An increase in the pace of investment permits being issued is expected to play a key role in freeing up the necessary capital needed to help the economy return to growth as soon as possible. This has been communicated both by those directly concerned, ie private investors, and by other social partners, and the government has realized this since it took over the reins of the country.
Today, however, and while the country is facing another recession, it seems that acceleration efforts are focusing on legislative work as well. A bill recently submitted to parliament by Energy and Environment Minister Kostis Hatzidakis includes two regulations, which are seen as moving in the right direction. If they are implemented (a long-term problem of the Greek state), they will then be able to significantly accelerate licensing procedures.
As stated in the bill, "in our country today environmental permitting lasts 6 to 8 years when in other EU countries it lasts from 100 to 150 days, something which has consequences on attracting investment and job creation. This law sets strict deadlines and stipulates that among other things, services such as the forestry and archaeology offices - which often delay the process - will be called upon to go to the Central Council for Environmental Licensing (with representatives from 7 ministries) to explain the delays when they occur. This way cases will wind up quickly - either positively or negatively - and investors will not suffer for years for no reason."

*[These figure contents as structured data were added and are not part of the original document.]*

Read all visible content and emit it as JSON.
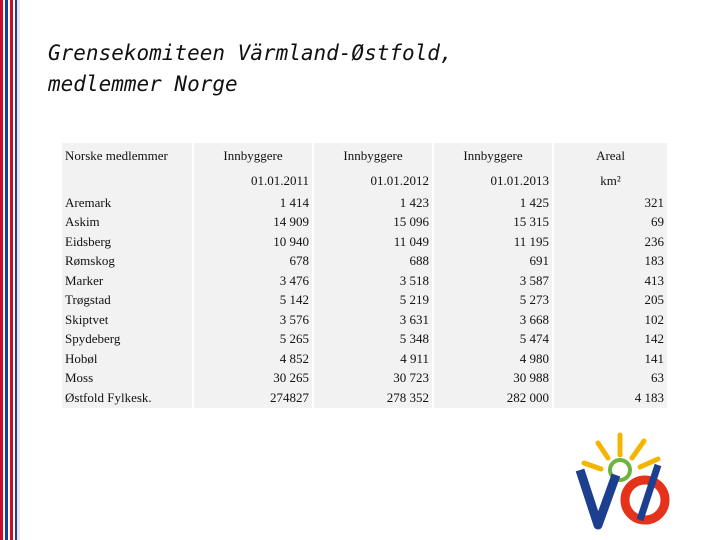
{
  "title": {
    "line1": "Grensekomiteen Värmland-Østfold,",
    "line2": "medlemmer Norge"
  },
  "table": {
    "header": [
      "Norske medlemmer",
      "Innbyggere",
      "Innbyggere",
      "Innbyggere",
      "Areal"
    ],
    "subheader": [
      "01.01.2011",
      "01.01.2012",
      "01.01.2013",
      "km²"
    ],
    "rows": [
      [
        "Aremark",
        "1 414",
        "1 423",
        "1 425",
        "321"
      ],
      [
        "Askim",
        "14 909",
        "15 096",
        "15 315",
        "69"
      ],
      [
        "Eidsberg",
        "10 940",
        "11 049",
        "11 195",
        "236"
      ],
      [
        "Rømskog",
        "678",
        "688",
        "691",
        "183"
      ],
      [
        "Marker",
        "3 476",
        "3 518",
        "3 587",
        "413"
      ],
      [
        "Trøgstad",
        "5 142",
        "5 219",
        "5 273",
        "205"
      ],
      [
        "Skiptvet",
        "3 576",
        "3 631",
        "3 668",
        "102"
      ],
      [
        "Spydeberg",
        "5 265",
        "5 348",
        "5 474",
        "142"
      ],
      [
        "Hobøl",
        "4 852",
        "4 911",
        "4 980",
        "141"
      ],
      [
        "Moss",
        "30 265",
        "30 723",
        "30 988",
        "63"
      ],
      [
        "Østfold Fylkesk.",
        "274827",
        "278 352",
        "282 000",
        "4 183"
      ]
    ]
  }
}
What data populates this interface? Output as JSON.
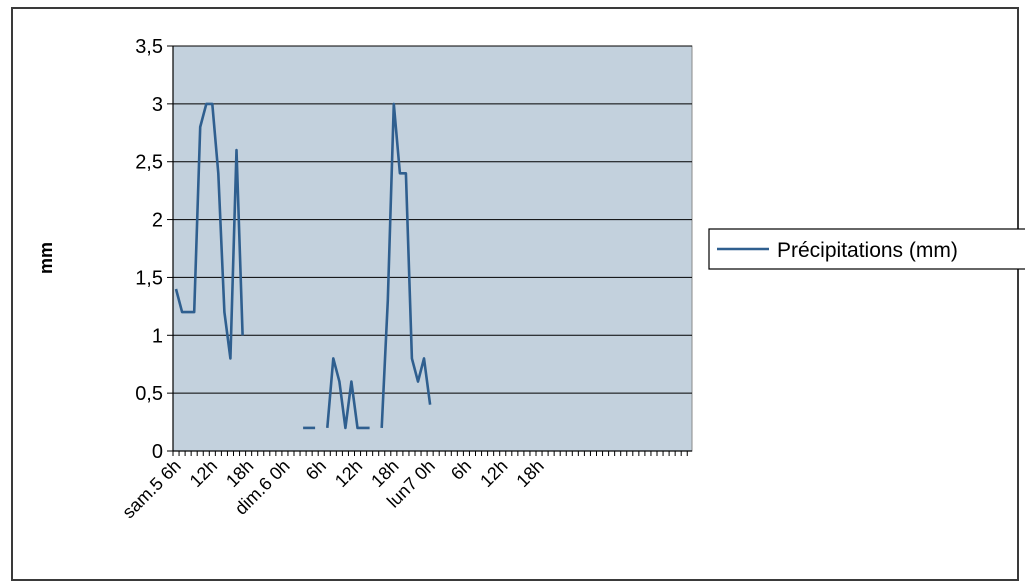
{
  "chart_data": {
    "type": "line",
    "ylabel": "mm",
    "ylim": [
      0,
      3.5
    ],
    "y_ticks": [
      "0",
      "0,5",
      "1",
      "1,5",
      "2",
      "2,5",
      "3",
      "3,5"
    ],
    "x_tick_labels": [
      "sam.5 6h",
      "12h",
      "18h",
      "dim.6 0h",
      "6h",
      "12h",
      "18h",
      "lun7 0h",
      "6h",
      "12h",
      "18h"
    ],
    "x_hours_per_label": 6,
    "x_start": "sam.5 6h",
    "grid": true,
    "legend_position": "right",
    "colors": {
      "series": "#2f5f8f",
      "plot_background": "#c3d1dd",
      "gridline": "#000000"
    },
    "series": [
      {
        "name": "Précipitations (mm)",
        "segments": [
          [
            [
              0,
              1.4
            ],
            [
              1,
              1.2
            ],
            [
              2,
              1.2
            ],
            [
              3,
              1.2
            ],
            [
              4,
              2.8
            ],
            [
              5,
              3.0
            ],
            [
              6,
              3.0
            ],
            [
              7,
              2.4
            ],
            [
              8,
              1.2
            ],
            [
              9,
              0.8
            ],
            [
              10,
              2.6
            ],
            [
              11,
              1.0
            ]
          ],
          [
            [
              21,
              0.2
            ],
            [
              22,
              0.2
            ],
            [
              23,
              0.2
            ]
          ],
          [
            [
              25,
              0.2
            ],
            [
              26,
              0.8
            ],
            [
              27,
              0.6
            ],
            [
              28,
              0.2
            ],
            [
              29,
              0.6
            ],
            [
              30,
              0.2
            ],
            [
              31,
              0.2
            ],
            [
              32,
              0.2
            ]
          ],
          [
            [
              34,
              0.2
            ],
            [
              35,
              1.3
            ],
            [
              36,
              3.0
            ],
            [
              37,
              2.4
            ],
            [
              38,
              2.4
            ],
            [
              39,
              0.8
            ],
            [
              40,
              0.6
            ],
            [
              41,
              0.8
            ],
            [
              42,
              0.4
            ]
          ]
        ]
      }
    ]
  }
}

This is regulation comes on top of a corresponding one, which was legislated last fall, also by the Ministry of Environment. Based on this, it is stipulated that if an ancient site is found in a large investment, the Archaeological Service must, within a maximum of sixty days, clarify exactly how it will be protected, without stopping the project.
This way, a time limit was introduced and businesses ceased to be at the mercy of uncontrolled dates, something which is reinforced by the 45-day institution, which is the maximum period within which a service must issue an opinion on investments (if it fails to do this, the officials involved will be subject to administrative penalties). According to market officials, for this regulation to work, on the one hand, the public administration needs to be adequately staffed, on the other hand, investors will need to fully provide all necessary information in the files submitted.
Another article included in the environmental bill under consideration concerns the participation of certified private appraisers in the licensing process. This regulation sets the framework for the involvement of private appraisers in the environmental licensing process so that further progress is achieved. This law will be followed by a presidential decree, which will determine their qualifications and controls applicable.
Meanwhile, at the end of March, following a joint ministerial decision, the Technical Chamber of Greece undertook another important reform, which was introduced in recent months: the Digital Map, an innovative institution, where the goal is to introduce in a single platform, where all the data available to the state on land is gathered.
This platform will be free to individuals and investors so that they can know in advance if an area of interest is forestland or of particular archaeological significance. The goal is that with the press of a button, and without needing to visit any relevant public services, those interested can be informed about data such as building conditions, land uses, settlement boundaries, forest areas, archeological sites, protected areas, etc.
The start will be made with the Hellinikon investment, which is estimated to enter a full implementation phase in the last quarter of the year. With the casino issue settled, which was one of the latest prerequisites for signing the contract between the Greek government and Lamda Development, the project's development is expected to accelerate. Some preliminary work has already begun in the area, which will be intensified in the coming months.